Le règlement européen sur le retrait des contenus terroristes, un danger pour la protection des données ?
6 associations, dont La Quadrature du Net, déposent un recours devant le Conseil d'Etat afin de lui demander de transmettre une question préjudicielle sur la validité du règlement européen sur la lutte contre la diffusion de contenus terroristes en ligne, dit règlement TCO. Elles estiment que ce texte viole le droit à la protection des données personnelles en raison du risque de filtrage massif "des messages publiés" sur les réseaux sociaux sans que les utilisateurs n'en soient avertis.
C'est un nouveau front judiciaire qui s'ouvre contre le règlement européen du 29 avril 2021 sur la lutte contre la diffusion de contenus terroristes en ligne, dit règlement TCO (Terrorist Content Online). Six organismes viennent de déposer un recours devant le Conseil d'État pour faire annuler le décret du 3 juin 2022 relatif au retrait des contenus à caractère terroriste en ligne, pris en application de la loi française du 16 août 2022 qui transpose le règlement TCO. Il s'agit de la Quadrature du Net, European Centre for Not-for-Profit Law Stichting (ECNL), Access Now Europe, European Digital Rights, Article 19 ainsi que Wikimédia France.
Transmettre une question préjudicielle
Précision importante, le Conseil d'Etat n'a pas la compétence d'invalider un acte de l'Union européenne. C'est la raison pour laquelle les requérants attaquent un texte pris en application de la loi française de transposition. En pratique, ils souhaitent que les juges administratifs français transmettent une question préjudicielle sur la validité du règlement TCO en particulier sur sa conformité à la Charte des droits fondamentaux de l'Union européenne qui protège notamment le droit à la vie privée et à la protection des données personnelles.
Le règlement TCO prévoit une procédure de retrait des contenus terroristes en ligne pour les grandes plateformes telles que Google, Facebook, YouTube ou encore Twitter. Ainsi, chaque Etat membre doit désigner une autorité compétente qui a le pouvoir d'enjoindre aux fournisseurs de services d'hébergement de retirer les contenus à caractère terroriste ou de bloquer leur accès dans tous les Etats membres dans un délai d'une heure à compter de la réception de l’injonction. La France a désigné l'Office central de lutte contre la criminalité liée aux technologies de l'information et de la communication (OCLCTIC), qui dépend de la direction centrale de la police judiciaire, pour émettre les injonctions nationales de retrait ou de blocage. De son côté, l'Autorité de régulation de la communication audiovisuelle et numérique (Arcom) est chargée d'instruire les injonctions transfrontalières.
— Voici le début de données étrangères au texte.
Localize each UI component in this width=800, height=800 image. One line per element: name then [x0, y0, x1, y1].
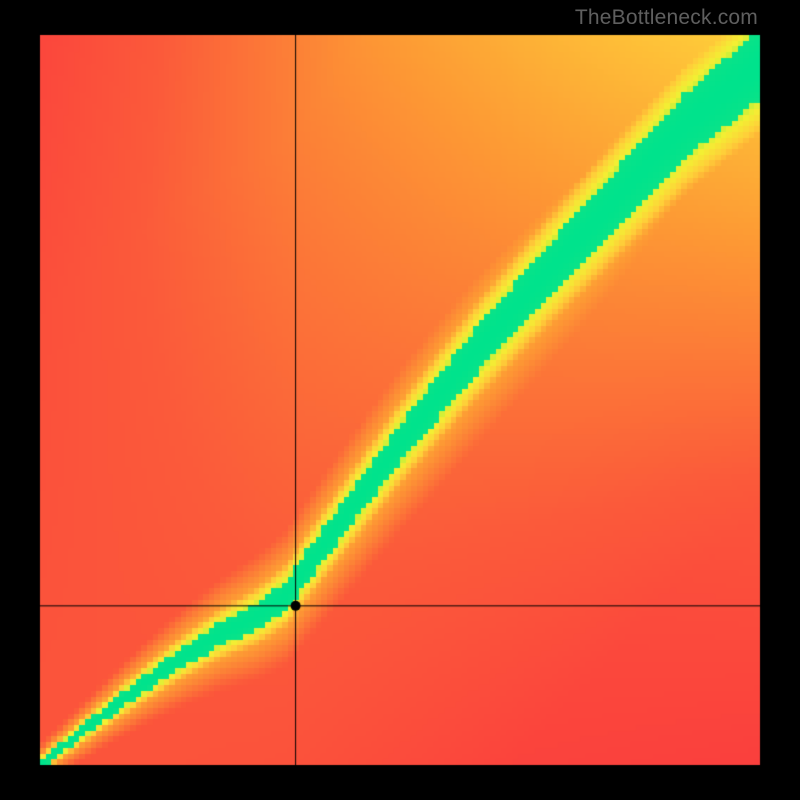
bottleneck-heatmap [0, 0, 800, 800]
watermark-text: TheBottleneck.com [575, 6, 758, 30]
chart-container: TheBottleneck.com [0, 0, 800, 800]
Une obligation de contrôle préventif pour les fournisseurs
Le texte prévoit également que les fournisseurs de services d'hébergement "exposés" par cette même autorité prennent "des mesures spécifiques" pour lutter contre l'utilisation abusive de leurs plateformes. Ainsi, ils doivent "faire en sorte que les contenus hébergés sur [leurs] services qui seraient à caractère terroriste [puissent] être identifiés préventivement", expliquent les associations.
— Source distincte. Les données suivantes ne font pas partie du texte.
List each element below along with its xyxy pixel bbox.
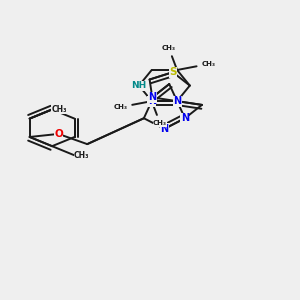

Les fournisseurs sont dits "exposés" lorsque l'autorité nationale a pris une décision fondée sur "des facteurs objectifs", telle que la réception par le fournisseur de services d'hébergement de deux injonctions de retrait ou plus au cours des 12 derniers mois. Les hébergeurs prennent les mesures qu'ils souhaitent à condition qu'elles soient ciblées, proportionnées, dans l'intérêt légitime des utilisateurs et qu'elles soient appliquées de façon diligente et non discriminatoire.
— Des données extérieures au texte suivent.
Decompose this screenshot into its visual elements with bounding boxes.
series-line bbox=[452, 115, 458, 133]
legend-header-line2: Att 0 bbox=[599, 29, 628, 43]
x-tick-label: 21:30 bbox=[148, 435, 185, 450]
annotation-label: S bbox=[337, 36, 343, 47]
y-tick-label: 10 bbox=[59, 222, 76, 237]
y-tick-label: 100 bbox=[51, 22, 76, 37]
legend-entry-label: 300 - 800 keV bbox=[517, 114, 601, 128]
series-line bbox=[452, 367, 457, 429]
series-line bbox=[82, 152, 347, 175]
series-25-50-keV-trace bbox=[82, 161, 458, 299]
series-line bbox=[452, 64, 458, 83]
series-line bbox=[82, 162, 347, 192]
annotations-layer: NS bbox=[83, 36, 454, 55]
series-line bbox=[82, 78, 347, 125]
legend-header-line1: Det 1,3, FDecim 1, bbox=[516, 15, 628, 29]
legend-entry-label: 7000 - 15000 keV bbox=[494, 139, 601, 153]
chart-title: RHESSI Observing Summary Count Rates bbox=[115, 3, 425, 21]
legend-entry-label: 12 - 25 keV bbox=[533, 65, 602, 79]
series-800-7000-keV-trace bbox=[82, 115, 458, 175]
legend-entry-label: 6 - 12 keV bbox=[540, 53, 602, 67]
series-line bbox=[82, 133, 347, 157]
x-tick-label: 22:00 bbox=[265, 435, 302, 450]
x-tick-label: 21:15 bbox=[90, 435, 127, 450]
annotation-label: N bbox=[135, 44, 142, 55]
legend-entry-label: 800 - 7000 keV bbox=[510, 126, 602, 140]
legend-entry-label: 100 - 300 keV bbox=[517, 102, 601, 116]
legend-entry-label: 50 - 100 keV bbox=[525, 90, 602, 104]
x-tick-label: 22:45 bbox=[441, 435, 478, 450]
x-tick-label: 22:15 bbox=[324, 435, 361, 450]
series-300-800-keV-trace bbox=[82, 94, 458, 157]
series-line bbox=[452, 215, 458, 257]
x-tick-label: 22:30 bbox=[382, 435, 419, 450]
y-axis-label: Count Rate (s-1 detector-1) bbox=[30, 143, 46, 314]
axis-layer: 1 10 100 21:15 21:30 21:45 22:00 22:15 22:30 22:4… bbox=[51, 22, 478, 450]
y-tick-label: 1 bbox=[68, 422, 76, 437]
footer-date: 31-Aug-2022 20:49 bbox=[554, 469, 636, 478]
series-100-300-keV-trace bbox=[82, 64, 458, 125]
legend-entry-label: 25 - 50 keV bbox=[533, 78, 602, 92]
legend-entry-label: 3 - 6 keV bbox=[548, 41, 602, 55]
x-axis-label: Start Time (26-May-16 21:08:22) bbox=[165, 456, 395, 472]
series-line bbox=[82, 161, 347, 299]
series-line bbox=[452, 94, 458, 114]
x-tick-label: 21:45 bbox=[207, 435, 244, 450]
Or, d'après les requérants, ces mesures peuvent provoquer "des traitement de données non nécessaires, radicalement inadaptés et manifestement disproportionné stricto sensu, et sans être assorti de garanties suffisantes". Ils jugent qu'il y a un risque que "l'ensemble des contenus hébergés par le fournisseur [soit] apparaît révélé, bien au-delà de ce qui a pu être admis en matière d'injonction judiciaire". C'est bien le risque qui est ici visé : bien qu'il soit possible que "l'ensemble des contenus ne soit pas analysé", "cela est sans incidence sur le risque ainsi créé et le contrôle de proportionnalité qui doit en découler", peut-on lire dans le mémoire.
Des algorithmes pour filtrer et intercepter les contenus terroristes
Ce que craignent les demandeurs, c'est la mise en place par les fournisseurs de services de systèmes d'apprentissage automatique pour filtrer et intercepter les contenus présentés comme "terroristes". "(...) Le fait d'analyser, possiblement massivement, les messages publiés, au surplus sans que l'utilisation ne puisse savoir qui sont analysés en pratique, constituant une ingérence dans le droit la vie privée et à la protection des données (...)", jugent les requérants.
Ils ajoutent que les conditions permettant à l'autorité nationale d'obliger un fournisseur à mettre en place des mesures spécifiques ne sont pas "de nature à cibler correctement les services d'hébergement qui devraient être concernés en raison de leur champ trop large". Par ailleurs, l'analyse des contenus hébergés "n'est pas de nature à circonscrire l'atteinte aux droits fondamentaux à ce qui est nécessaire, et encore moins à ce qui est absolument nécessaire".
La défense du gouvernement est attendue "pour les prochains mois". Ainsi, la décision du Conseil d'Etat ne sera pas rendue "avant l'année prochaine", précise La Quadrature du Net.